The AWS Certified Machine Learning - Specialty (MLS-C01) validates the ability to design, build, train, tune, and deploy machine learning models on AWS. It requires both understanding of ML concepts — supervised learning, deep learning, feature engineering, model evaluation — and the AWS services that implement them. Neither AWS knowledge nor ML knowledge alone is sufficient; you need both.
This guide covers all exam domains with emphasis on SageMaker architecture, model training, deployment patterns, and the supporting data engineering services.
Exam Overview
The MLS-C01 exam contains 65 questions (50 scored, 15 unscored) with a 180-minute time limit.

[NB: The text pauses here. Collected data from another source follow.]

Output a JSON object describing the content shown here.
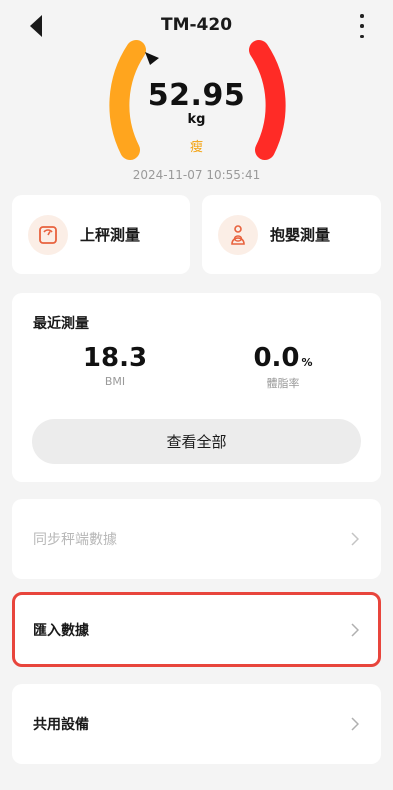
{
  "header": {
    "title": "TM-420",
    "back_icon": "back-arrow-icon",
    "more_icon": "more-vertical-icon"
  },
  "gauge": {
    "weight": "52.95",
    "unit": "kg",
    "status": "瘦",
    "timestamp": "2024-11-07 10:55:41",
    "colors": {
      "left_arc": "#ffa51e",
      "right_arc": "#ff2b26",
      "status": "#f3a20f"
    }
  },
  "actions": [
    {
      "label": "上秤測量",
      "icon": "scale-icon"
    },
    {
      "label": "抱嬰測量",
      "icon": "baby-hold-icon"
    }
  ],
  "recent": {
    "title": "最近測量",
    "bmi": {
      "value": "18.3",
      "label": "BMI"
    },
    "body_fat": {
      "value": "0.0",
      "unit": "%",
      "label": "體脂率"
    },
    "view_all_label": "查看全部"
  },
  "menu": {
    "sync_label": "同步秤端數據",
    "import_label": "匯入數據",
    "share_label": "共用設備"
  },
  "accent": {
    "highlight": "#e8453c",
    "icon_bg": "#fbeee6",
    "icon_stroke": "#e8623e"
  }
}
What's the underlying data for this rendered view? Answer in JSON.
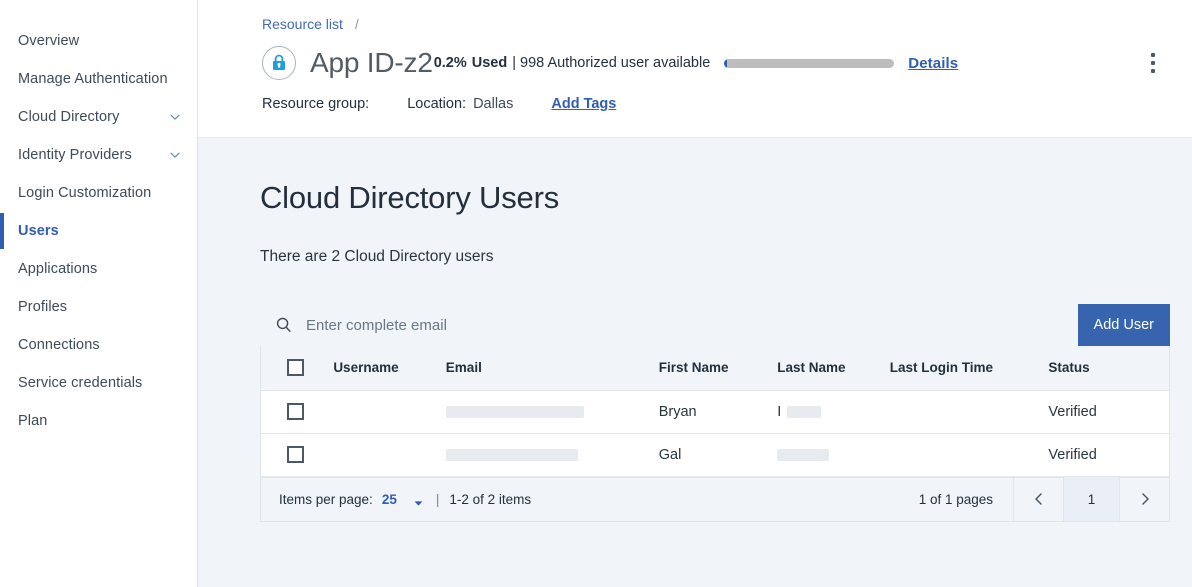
{
  "sidebar": {
    "items": [
      {
        "label": "Overview",
        "icon": null,
        "active": false
      },
      {
        "label": "Manage Authentication",
        "icon": null,
        "active": false
      },
      {
        "label": "Cloud Directory",
        "icon": "chevron-down-icon",
        "active": false
      },
      {
        "label": "Identity Providers",
        "icon": "chevron-down-icon",
        "active": false
      },
      {
        "label": "Login Customization",
        "icon": null,
        "active": false
      },
      {
        "label": "Users",
        "icon": null,
        "active": true
      },
      {
        "label": "Applications",
        "icon": null,
        "active": false
      },
      {
        "label": "Profiles",
        "icon": null,
        "active": false
      },
      {
        "label": "Connections",
        "icon": null,
        "active": false
      },
      {
        "label": "Service credentials",
        "icon": null,
        "active": false
      },
      {
        "label": "Plan",
        "icon": null,
        "active": false
      }
    ]
  },
  "header": {
    "breadcrumb": {
      "link": "Resource list",
      "separator": "/"
    },
    "resource_icon": "lock-shield-icon",
    "app_title": "App ID-z2",
    "usage_percent": "0.2%",
    "usage_used_label": "Used",
    "usage_detail": "| 998 Authorized user available",
    "usage_bar_fill_percent": 2,
    "details_link": "Details",
    "overflow_menu_icon": "kebab-menu-icon",
    "resource_group_label": "Resource group:",
    "resource_group_value": "",
    "location_label": "Location:",
    "location_value": "Dallas",
    "add_tags_link": "Add Tags"
  },
  "content": {
    "page_title": "Cloud Directory Users",
    "page_subtitle": "There are 2 Cloud Directory users",
    "search": {
      "icon": "search-icon",
      "placeholder": "Enter complete email",
      "value": ""
    },
    "add_user_button": "Add User",
    "table": {
      "select_all_checkbox": "checkbox-unchecked",
      "columns": [
        "Username",
        "Email",
        "First Name",
        "Last Name",
        "Last Login Time",
        "Status"
      ],
      "rows": [
        {
          "username": "",
          "email": "",
          "email_redacted": true,
          "first_name": "Bryan",
          "last_name": "I",
          "last_name_redacted": true,
          "last_login_time": "",
          "status": "Verified"
        },
        {
          "username": "",
          "email": "",
          "email_redacted": true,
          "first_name": "Gal",
          "last_name": "",
          "last_name_redacted": true,
          "last_login_time": "",
          "status": "Verified"
        }
      ]
    },
    "pagination": {
      "items_per_page_label": "Items per page:",
      "items_per_page_value": "25",
      "dropdown_icon": "caret-down-icon",
      "divider": "|",
      "range_text": "1-2 of 2 items",
      "pages_text": "1 of 1 pages",
      "prev_icon": "chevron-left-icon",
      "current_page": "1",
      "next_icon": "chevron-right-icon"
    }
  },
  "colors": {
    "accent_blue": "#2f5eb3",
    "button_blue": "#3664ae",
    "page_bg": "#f1f4f9",
    "text_dark": "#23303d",
    "progress_track": "#bdbdbd"
  }
}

The passing score is 750 out of 1000.
Domain Weights
| Domain | Weight |
|---|---|
| Domain 1: Data Engineering | 20% |
| Domain 2: Exploratory Data Analysis | 24% |
| Domain 3: Modeling | 36% |
| Domain 4: Machine Learning Implementation and Operations | 20% |
Domain 3 (Modeling) is by far the most heavily tested area. You must know ML algorithms, their assumptions, their hyperparameters, and when one is preferred over another.
Domain 1: Data Engineering (20%)
Data Ingestion and Storage
ML pipelines require data at scale. The exam tests which AWS service to use at each stage.
| Stage | AWS Service |
|---|---|
| Batch data ingestion | AWS Glue, AWS Data Pipeline, S3 batch operations |
| Streaming ingestion | Amazon Kinesis Data Streams, Kinesis Data Firehose |
| Feature storage | Amazon SageMaker Feature Store |
| Data lake | Amazon S3 + AWS Glue Data Catalog |
| Data warehouse | Amazon Redshift |
Kinesis Data Streams vs. Kinesis Data Firehose for ML:
Kinesis Data Streams enables custom consumers (Lambda, custom applications) to process each record with low latency. Use it when you need to invoke a SageMaker endpoint for real-time inference on each event.

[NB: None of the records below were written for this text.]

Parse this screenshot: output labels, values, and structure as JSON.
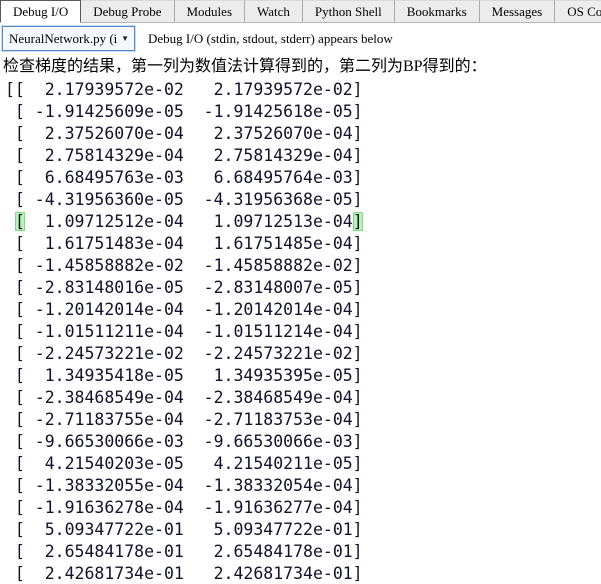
{
  "tabs": {
    "items": [
      {
        "label": "Debug I/O",
        "active": true
      },
      {
        "label": "Debug Probe",
        "active": false
      },
      {
        "label": "Modules",
        "active": false
      },
      {
        "label": "Watch",
        "active": false
      },
      {
        "label": "Python Shell",
        "active": false
      },
      {
        "label": "Bookmarks",
        "active": false
      },
      {
        "label": "Messages",
        "active": false
      },
      {
        "label": "OS Commands",
        "active": false
      }
    ]
  },
  "toolbar": {
    "process_selector_value": "NeuralNetwork.py (i",
    "dropdown_arrow": "▼",
    "description": "Debug I/O (stdin, stdout, stderr) appears below"
  },
  "output": {
    "header_line": "检查梯度的结果，第一列为数值法计算得到的，第二列为BP得到的：",
    "highlighted_row_index": 6,
    "rows": [
      "[[  2.17939572e-02   2.17939572e-02]",
      " [ -1.91425609e-05  -1.91425618e-05]",
      " [  2.37526070e-04   2.37526070e-04]",
      " [  2.75814329e-04   2.75814329e-04]",
      " [  6.68495763e-03   6.68495764e-03]",
      " [ -4.31956360e-05  -4.31956368e-05]",
      " [  1.09712512e-04   1.09712513e-04]",
      " [  1.61751483e-04   1.61751485e-04]",
      " [ -1.45858882e-02  -1.45858882e-02]",
      " [ -2.83148016e-05  -2.83148007e-05]",
      " [ -1.20142014e-04  -1.20142014e-04]",
      " [ -1.01511211e-04  -1.01511214e-04]",
      " [ -2.24573221e-02  -2.24573221e-02]",
      " [  1.34935418e-05   1.34935395e-05]",
      " [ -2.38468549e-04  -2.38468549e-04]",
      " [ -2.71183755e-04  -2.71183753e-04]",
      " [ -9.66530066e-03  -9.66530066e-03]",
      " [  4.21540203e-05   4.21540211e-05]",
      " [ -1.38332055e-04  -1.38332054e-04]",
      " [ -1.91636278e-04  -1.91636277e-04]",
      " [  5.09347722e-01   5.09347722e-01]",
      " [  2.65484178e-01   2.65484178e-01]",
      " [  2.42681734e-01   2.42681734e-01]"
    ]
  },
  "colors": {
    "bracket_highlight_bg": "#b9f3b9",
    "bracket_highlight_border": "#82d882",
    "active_tab_bg": "#ffffff",
    "inactive_tab_bg": "#ececec",
    "dropdown_border": "#5b8ac9",
    "matrix_text": "#12122a"
  }
}
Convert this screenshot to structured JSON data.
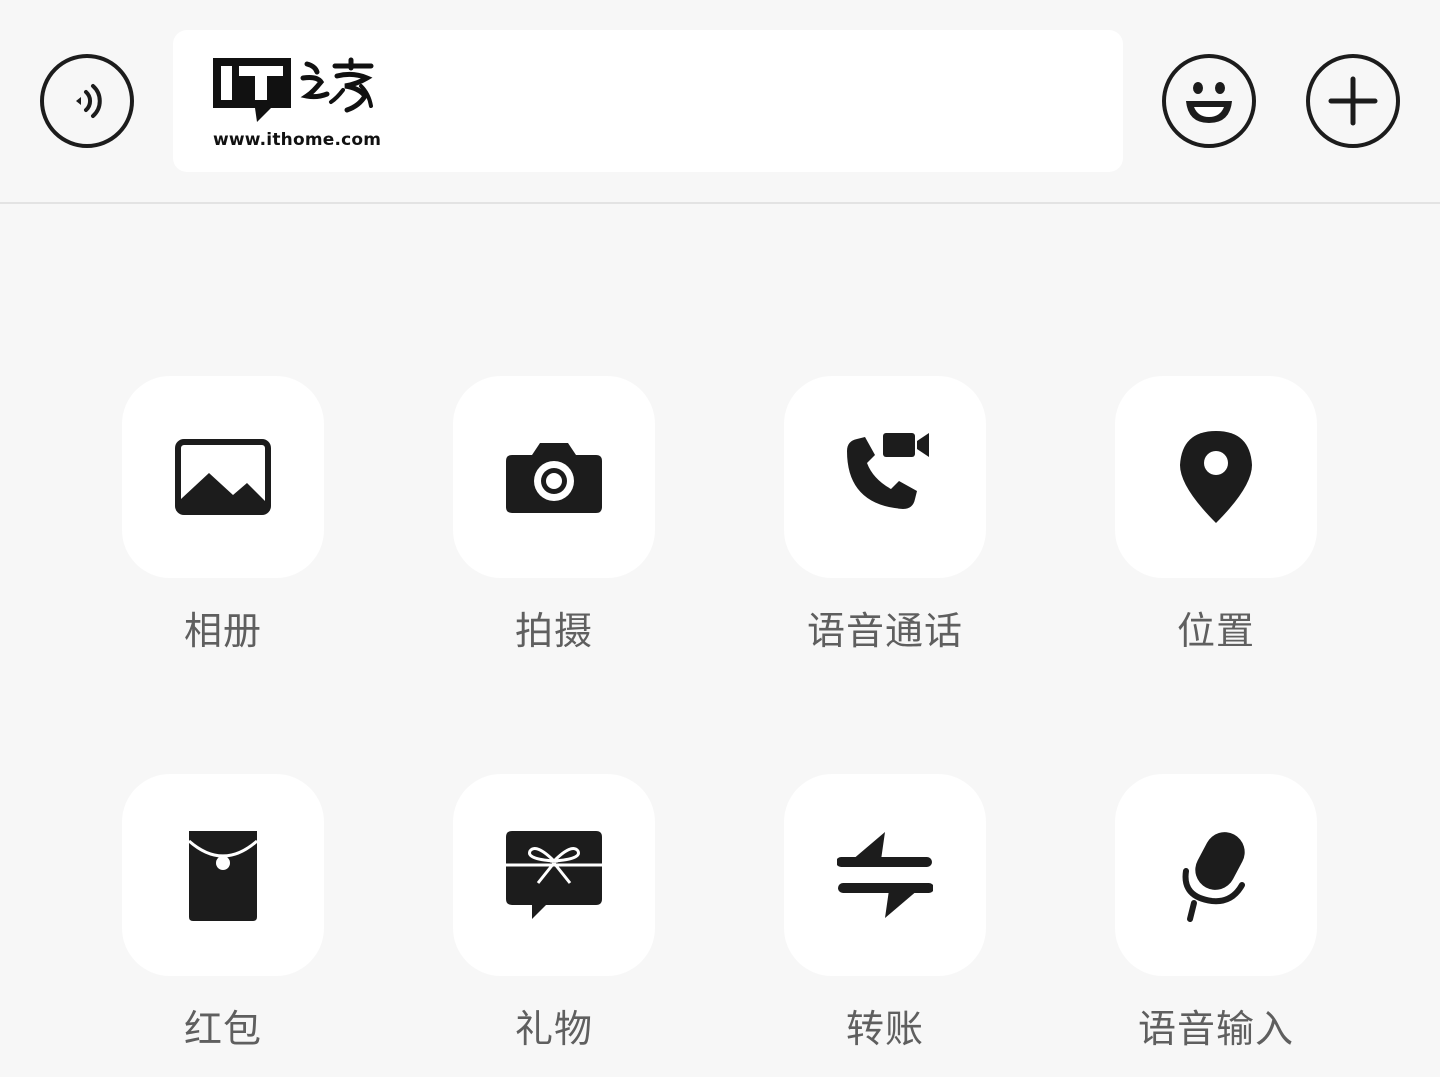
{
  "watermark": {
    "brand_mark": "IT之家",
    "url_text": "www.ithome.com"
  },
  "toolbar": {
    "left_icon": "voice-input-icon",
    "right_icons": [
      "emoji-icon",
      "plus-icon"
    ]
  },
  "features": [
    {
      "label": "相册",
      "icon": "photo-album-icon"
    },
    {
      "label": "拍摄",
      "icon": "camera-icon"
    },
    {
      "label": "语音通话",
      "icon": "voice-video-call-icon"
    },
    {
      "label": "位置",
      "icon": "location-pin-icon"
    },
    {
      "label": "红包",
      "icon": "red-packet-icon"
    },
    {
      "label": "礼物",
      "icon": "gift-icon"
    },
    {
      "label": "转账",
      "icon": "transfer-icon"
    },
    {
      "label": "语音输入",
      "icon": "microphone-icon"
    }
  ],
  "colors": {
    "background": "#f7f7f7",
    "tile": "#ffffff",
    "icon": "#1c1c1c",
    "label": "#5f5f5f"
  }
}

Kinesis Data Firehose delivers data to destinations (S3, Redshift, OpenSearch) with optional transformation via Lambda. Use it when the goal is landing streaming data in S3 for batch training.
AWS Glue for Data Preparation
AWS Glue provides a serverless ETL service:
Glue Crawlers: Discover schema automatically from S3, RDS, and other sources; populate the Glue Data Catalog
Glue Jobs: PySpark or Python shell scripts for transformation; run on a managed Spark cluster
Glue DataBrew: Visual data preparation without code; profile data, detect anomalies, apply transformations
Data Catalog: Central metadata repository. Athena, Redshift Spectrum, and EMR can query data registered in the Data Catalog without moving it.
SageMaker Feature Store
Feature Store provides a centralized repository for ML features:
Online store: Low-latency retrieval for real-time inference (milliseconds)

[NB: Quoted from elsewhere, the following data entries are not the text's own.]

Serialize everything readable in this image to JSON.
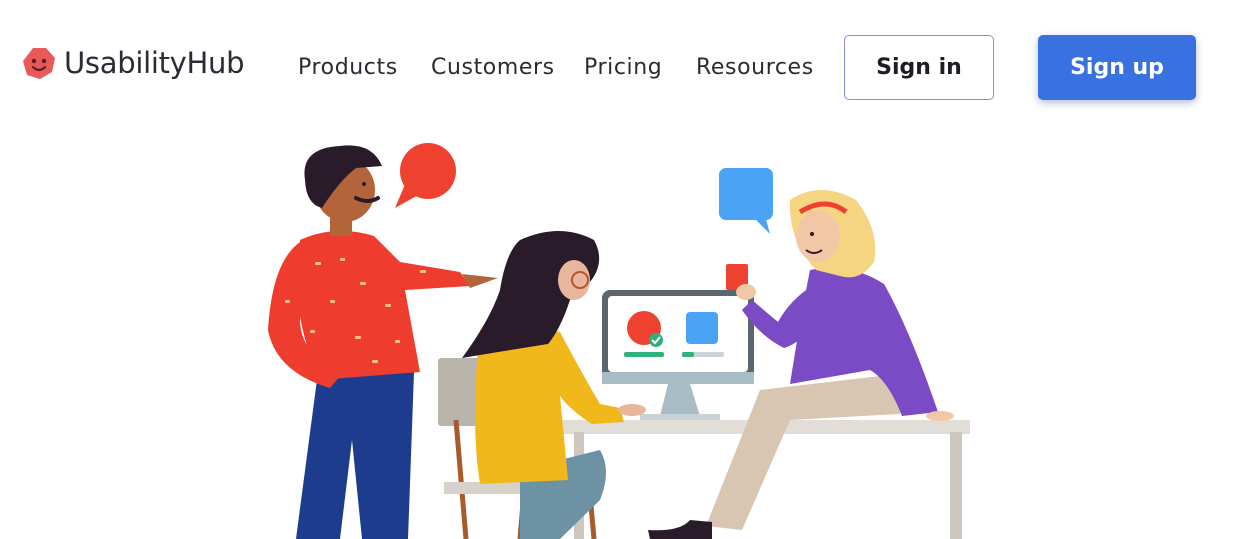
{
  "brand": {
    "name": "UsabilityHub",
    "logo_icon": "smiling-hexagon-icon",
    "logo_color": "#e8595a"
  },
  "nav": {
    "items": [
      {
        "label": "Products"
      },
      {
        "label": "Customers"
      },
      {
        "label": "Pricing"
      },
      {
        "label": "Resources"
      }
    ]
  },
  "auth": {
    "signin_label": "Sign in",
    "signup_label": "Sign up"
  },
  "colors": {
    "accent": "#3972e0",
    "signin_border": "#8a8ee0",
    "text": "#2b2b33"
  },
  "illustration": {
    "icon": "team-collaboration-illustration",
    "speech_bubbles": [
      "red-speech-bubble-icon",
      "blue-speech-bubble-icon"
    ]
  }
}
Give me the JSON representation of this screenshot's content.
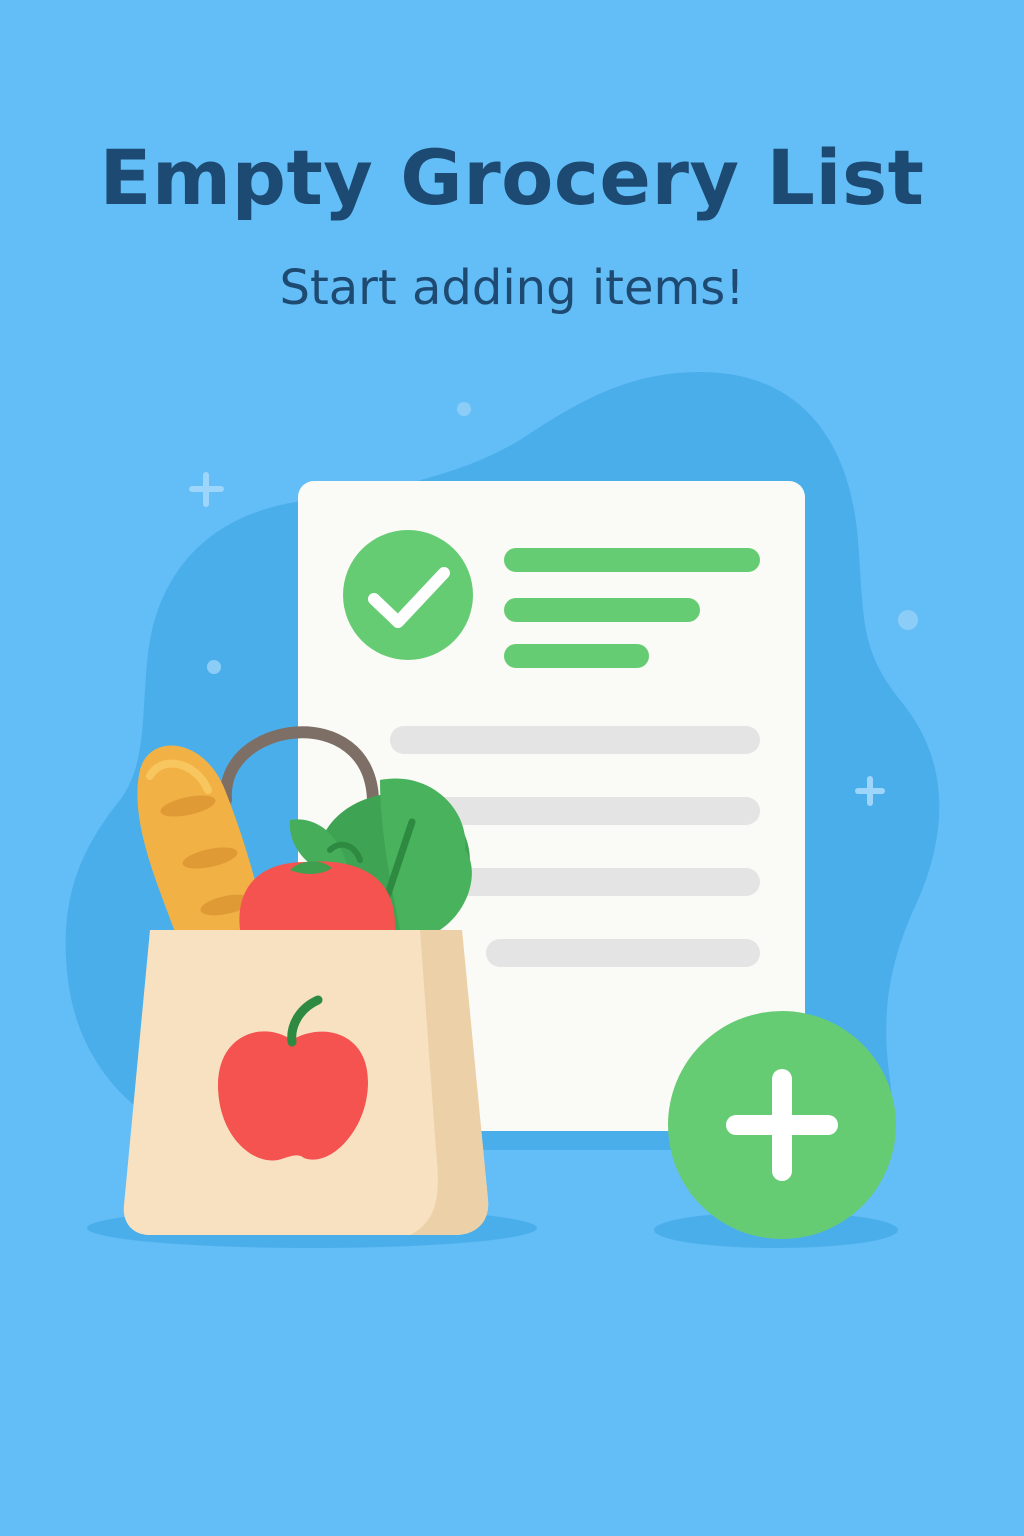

Offline store: Historical feature values stored in S3 for training
Ensures consistency between training features (offline store) and serving features (online store), preventing training-serving skew.
Domain 2: Exploratory Data Analysis (24%)
Data Analysis Tools
Amazon Athena: Serverless SQL queries directly on S3 data. Use for exploring raw datasets before building pipelines. Pay per query (per TB scanned).
Amazon SageMaker Data Wrangler: Visual interface within SageMaker Studio for:
Importing data from S3, Athena, Redshift, Feature Store
Profiling data (distributions, missing values, correlations)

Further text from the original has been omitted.